1997 – 2005

Gouachen auf Papier

Sigi Zahn: Arbeiten von 1997 – 2005

Bettina Baumgärtel

Die Arbeiten von Sigi Zahn aus den letzten Jahren haben gegenüber den bis 1995 entstandenen Papierarbeiten deutlich nochmals an Kraft und Farbenfülle gewonnen. Zeichneten sich die älteren Arbeiten schon durch eine prachtvolle Farbigkeit aus, so wurde die Intensität der Farbe und die Präsenz der Formen in den neuen Arbeiten auf besonderer Weise nochmals gesteigert. Zur
Farbenpracht kommt neuerdings ein räumliches Moment hinzu: Überlebensgroße Bahnen, die als Diptychon von der Decke gehängt werden, greifen in den Raum ein, bilden Trennwände und lenken auf unumgängliche Weise den Blick auf sich.

Gerade dies jüngsten Arbeiten haben gemäldehaften Charakter und erinnern nicht nur durch die lebensfrohen Farbklänge, sondern auch in ihrer piktogrammartigen Formensprache an die Wandbilder südamerikanischer Völker. In der Tat stellt Sigi Zahn seine Farbpalette in der Hochebene von Mexiko und in den Wüsten Afrikas zusammen. Die Töpferware der Indianer lehrte ihn, den
genauen Ton Terracottarot und des Umbra zu treffen. In den Stein- und Sandwüsten der Sahara entdeckte er das sonnige Currygelb und das warme Bersteinorange.
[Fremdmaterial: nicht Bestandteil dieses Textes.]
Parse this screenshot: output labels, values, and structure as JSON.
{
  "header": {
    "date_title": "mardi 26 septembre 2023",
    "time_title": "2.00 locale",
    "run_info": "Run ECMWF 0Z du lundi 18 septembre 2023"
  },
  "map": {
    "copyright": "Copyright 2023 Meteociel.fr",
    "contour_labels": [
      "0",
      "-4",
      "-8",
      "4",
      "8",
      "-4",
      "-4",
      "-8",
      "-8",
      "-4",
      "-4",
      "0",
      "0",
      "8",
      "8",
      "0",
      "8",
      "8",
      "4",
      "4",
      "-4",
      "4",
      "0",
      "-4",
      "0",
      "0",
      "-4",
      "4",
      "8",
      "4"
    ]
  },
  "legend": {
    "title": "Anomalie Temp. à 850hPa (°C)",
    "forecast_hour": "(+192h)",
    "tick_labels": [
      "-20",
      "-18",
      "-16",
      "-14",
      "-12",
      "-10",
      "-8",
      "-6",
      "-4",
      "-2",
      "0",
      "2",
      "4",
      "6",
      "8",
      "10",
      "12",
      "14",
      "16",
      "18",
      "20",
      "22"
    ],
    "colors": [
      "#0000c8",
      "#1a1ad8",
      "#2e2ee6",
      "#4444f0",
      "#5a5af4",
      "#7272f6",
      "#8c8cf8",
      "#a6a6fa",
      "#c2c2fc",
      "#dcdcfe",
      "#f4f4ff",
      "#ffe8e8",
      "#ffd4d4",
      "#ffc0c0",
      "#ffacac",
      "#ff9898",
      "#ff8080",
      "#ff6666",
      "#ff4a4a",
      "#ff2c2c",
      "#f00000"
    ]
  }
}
Sein Rotton glüht und blutet, sein Blau ist dem vom Mond beschienen Dschungel entwachsen.

Auch die dinghafte Welt seiner Gouachen speist sich aus den südamerikanischen und afrikanischen Kulturen. Nicht mimetisch sondern zeichenhaft entfaltet er im Rückgriff auf deren Lebewesen und Landschaftselementen ein Symbol für den Kosmos des Lebens. Der Adler, die Schlange, die Palme, die Pyramide oder der Fisch stehen nicht nur stellvertretend für diese uralten Hochkulturen, sondern
sie werden auch zu universellen Lebenssymbolen. Ewiges und Augenblickliches verbinden sich mit ihnen. Zu Formeln erstarrt beanspruchen sie Ewigkeitswert und sind zugleich augenblicks-, das heißt wahrnehmungsbezogen. Wenn der Archäologe seine Königin besucht – so der Titel einer Gouache von 1999 – trifft Gegenwärtiges auf Vergangenes und verlebendigt sich in den überdauernden Resten und Ruinen. Momenthaftes Erleben und Betrachten gefrieren so dauerhaft in der Kunst.
Auch Fremdes, ja Widersprüchliches führt Sigi Zahn in seinen großformatigen Gouachen geradezu kontinentüberschreitend zusammen und schließt es zu einem kosmischen Ganzen zusammen. Die so gegensätzlichen Elemente Wasser und Wüste, deren Vegetation und Lebewesen, beispielsweise ein mit schaufelartigen Zangen bewaffneter Krebs und eine feuerzüngig in den Himmel lodernde Palme, werden als zeichenhafte Formen miteinander kontrastiert. Jene Page 2 ineinandergestaffelte Ding- und Zeichenwelt wird nochmals durch das Versteckspiel von Durch- und Draufblicken sich öffnender und verschließender Formen gesteigert.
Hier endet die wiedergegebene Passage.